蜜月を演出するロシアと北朝鮮の間には、微妙な温度差も感じられる[モスクワを訪問しプーチン大統領(左)と面会した北朝鮮の崔善姫外相](C)EPA=時事
 

 11月5日付は、金正恩(キム・ジョンウン)国務委員長が平安(ピョンアン)北道の洪水被害復旧建設現場を現地指導したことを報じた。現地では、李煕用(リ・ヒヨン)朝鮮労働党平安北道委員会責任書記のほか人民軍部隊と白頭山(ペクトゥサン)英雄青年突撃隊の指揮官たちが金正恩を出迎えた。北朝鮮メディアが何度も報じてきたように、建設現場に動員されているのは兵士と青年である。

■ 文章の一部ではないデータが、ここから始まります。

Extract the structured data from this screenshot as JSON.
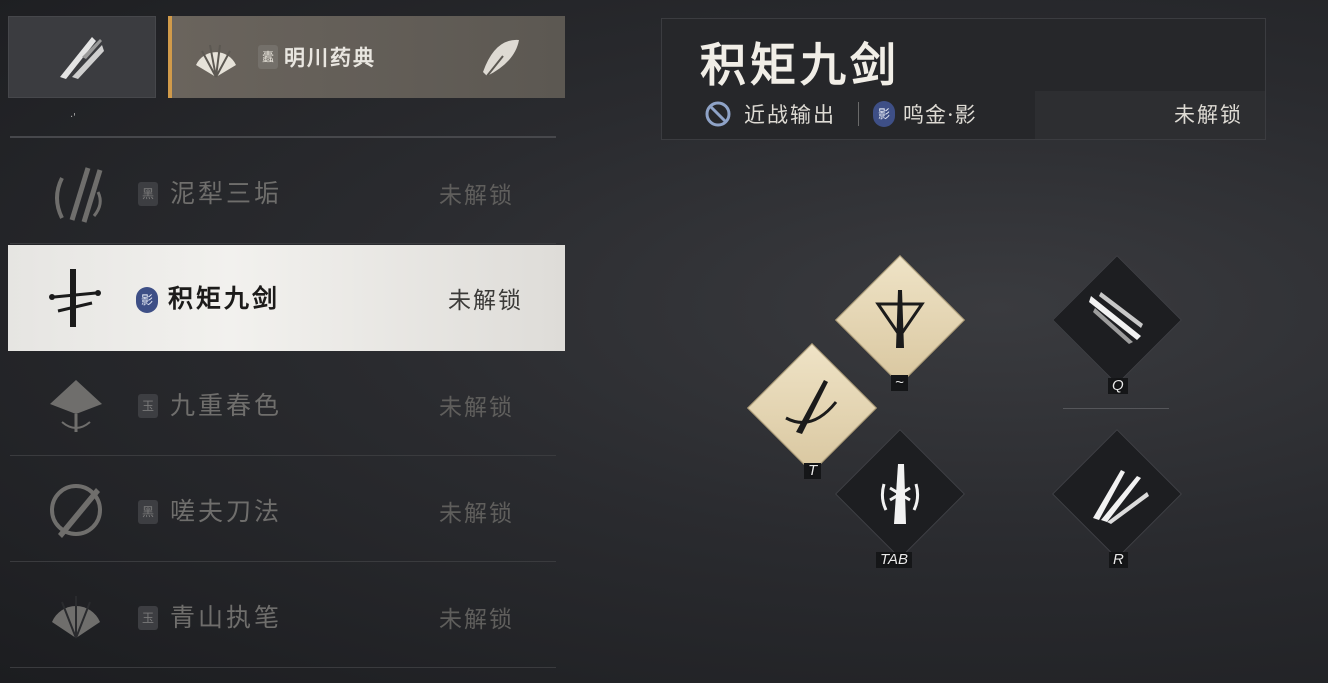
{
  "top_tab": {
    "title": "明川药典",
    "badge": "蠹"
  },
  "top_dot": "·'",
  "list": [
    {
      "name": "泥犁三垢",
      "status": "未解锁",
      "badge": "黑",
      "badge_style": "square",
      "icon": "triple-slash-icon",
      "selected": false
    },
    {
      "name": "积矩九剑",
      "status": "未解锁",
      "badge": "影",
      "badge_style": "round",
      "icon": "sword-cross-icon",
      "selected": true
    },
    {
      "name": "九重春色",
      "status": "未解锁",
      "badge": "玉",
      "badge_style": "square",
      "icon": "umbrella-icon",
      "selected": false
    },
    {
      "name": "嗟夫刀法",
      "status": "未解锁",
      "badge": "黑",
      "badge_style": "square",
      "icon": "circle-blade-icon",
      "selected": false
    },
    {
      "name": "青山执笔",
      "status": "未解锁",
      "badge": "玉",
      "badge_style": "square",
      "icon": "fan-icon",
      "selected": false
    }
  ],
  "info": {
    "title": "积矩九剑",
    "tag1": "近战输出",
    "tag2_badge": "影",
    "tag2": "鸣金·影",
    "status": "未解锁"
  },
  "skills": [
    {
      "key": "~",
      "style": "light",
      "icon": "triangle-sword-icon"
    },
    {
      "key": "T",
      "style": "light",
      "icon": "sword-slash-icon"
    },
    {
      "key": "TAB",
      "style": "dark",
      "icon": "warrior-icon"
    },
    {
      "key": "Q",
      "style": "dark",
      "icon": "dash-strike-icon"
    },
    {
      "key": "R",
      "style": "dark",
      "icon": "multi-blade-icon"
    }
  ],
  "colors": {
    "accent": "#d09a4a",
    "badge_blue": "#3e4f86",
    "light_tile": "#efe3c6"
  }
}
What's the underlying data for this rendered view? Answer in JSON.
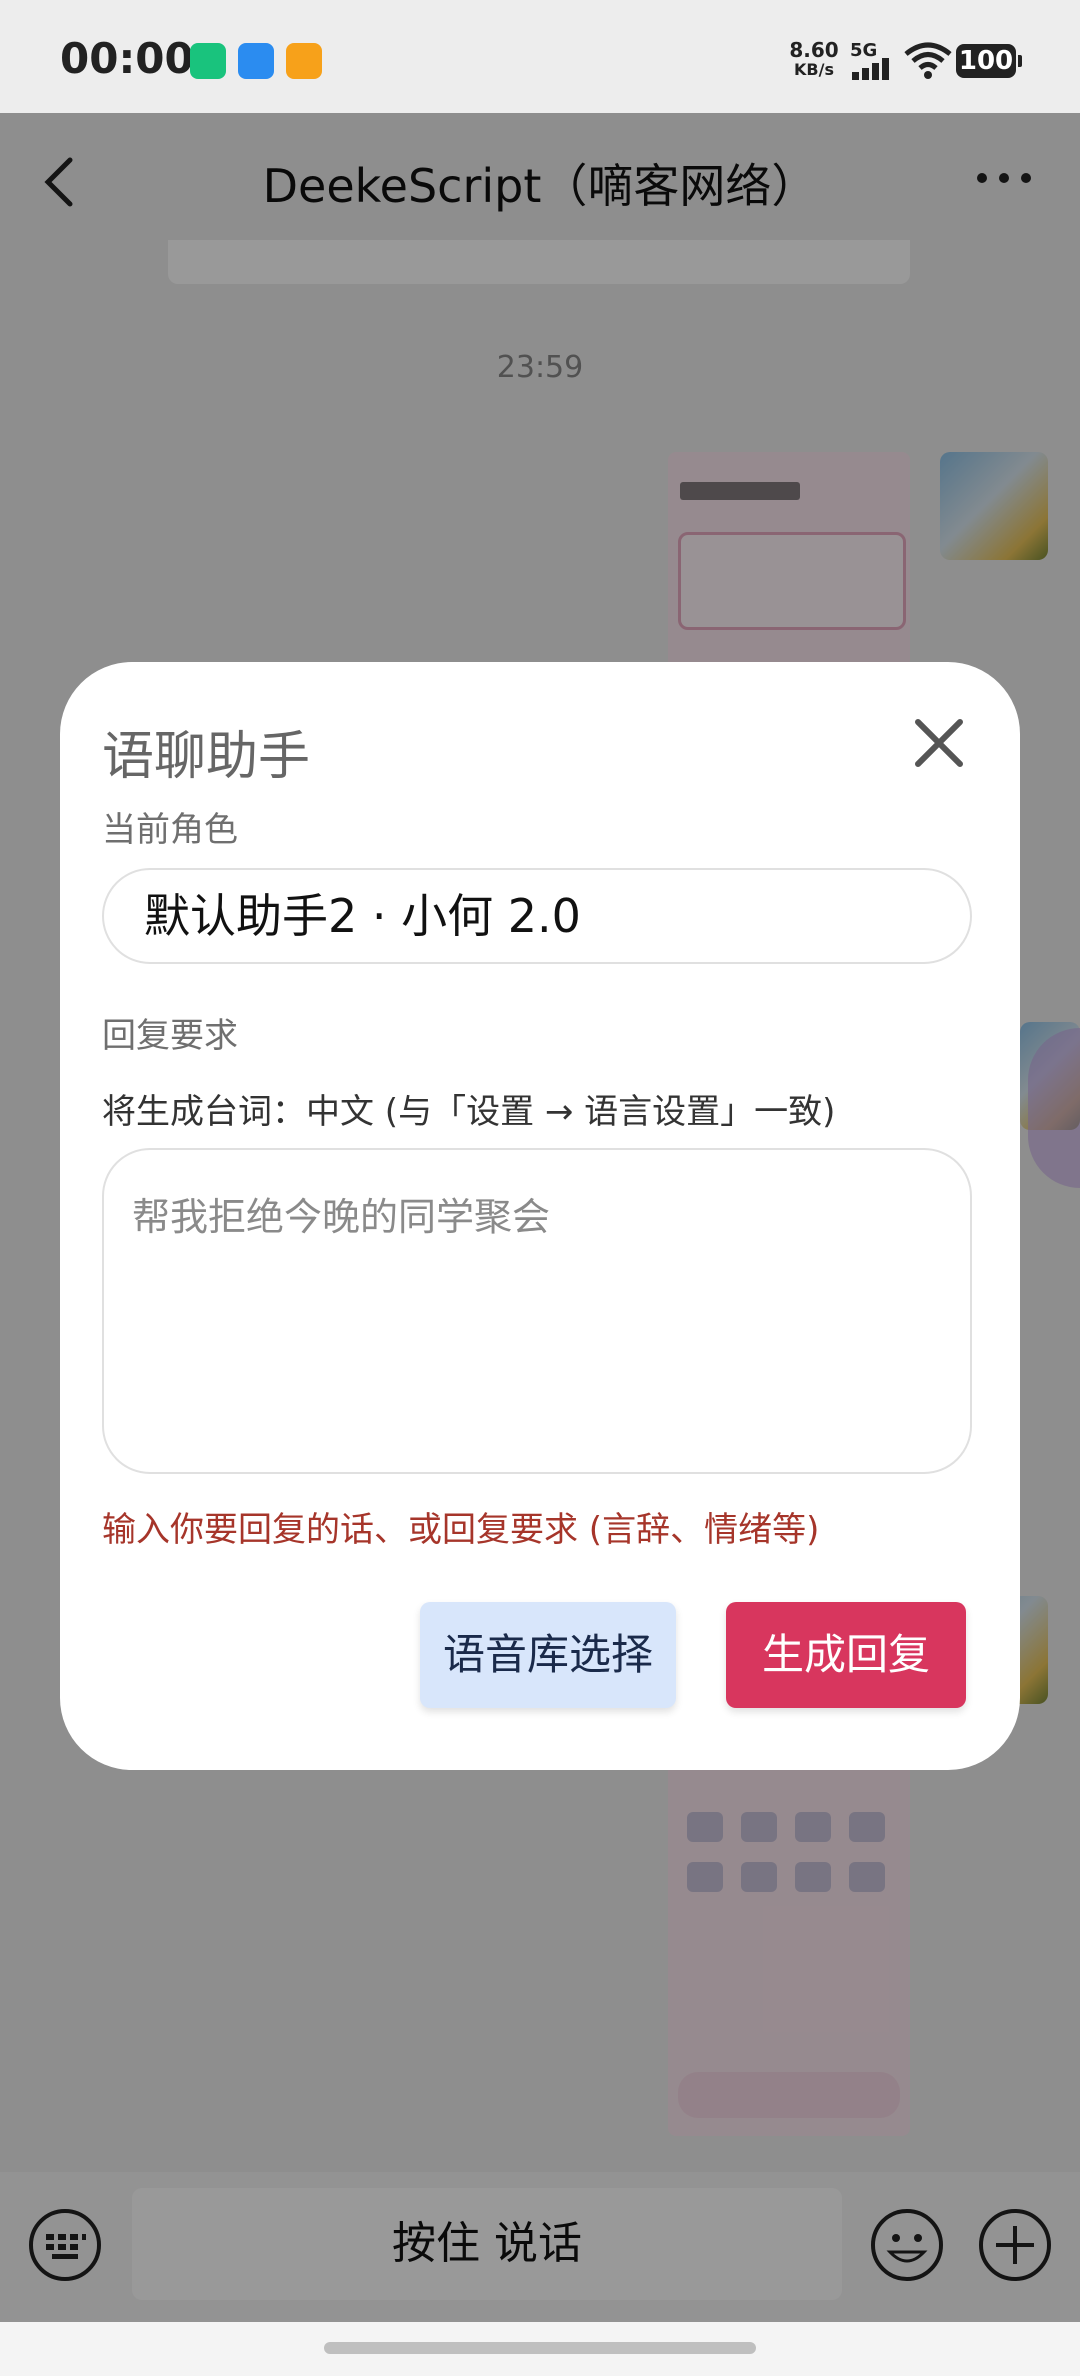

 金正恩は、12月の党中央委員会全員会議(総会)に合わせて最上の水準で「被害復旧戦闘」を終わらせるよう指示した。12月の会議とは、1年間を総括して新年の指針を提示するため、近年は年末開催が通例となっているものである。10月21日に慈江(チャガン)道の被害現場を現地指導した際には、11月初めとしていた工期設定を12月初めまでにするよう指示していたため、再延長と言える。

 翌6日付の第1面も洪水被害復旧関連の記事であった。金正恩自身は姿を現さなかったものの、4日と5日の両日に平安北道の復旧作業に動員された建設者たちに贈物を伝達する集会が開かれたとの内容であった。平安北道の道都である新義州(シニジュ)市において11月の平均最低気温は氷点下になる。そのような中で「季節に応じた必需品」が「慈悲深い親(注:金正恩)の体臭が熱く宿っている贈物」として送られたのである。「最高司令官同志の息吹と体臭」(8月27日付)といった表現で、金正恩の「体臭」はたびたび散見される。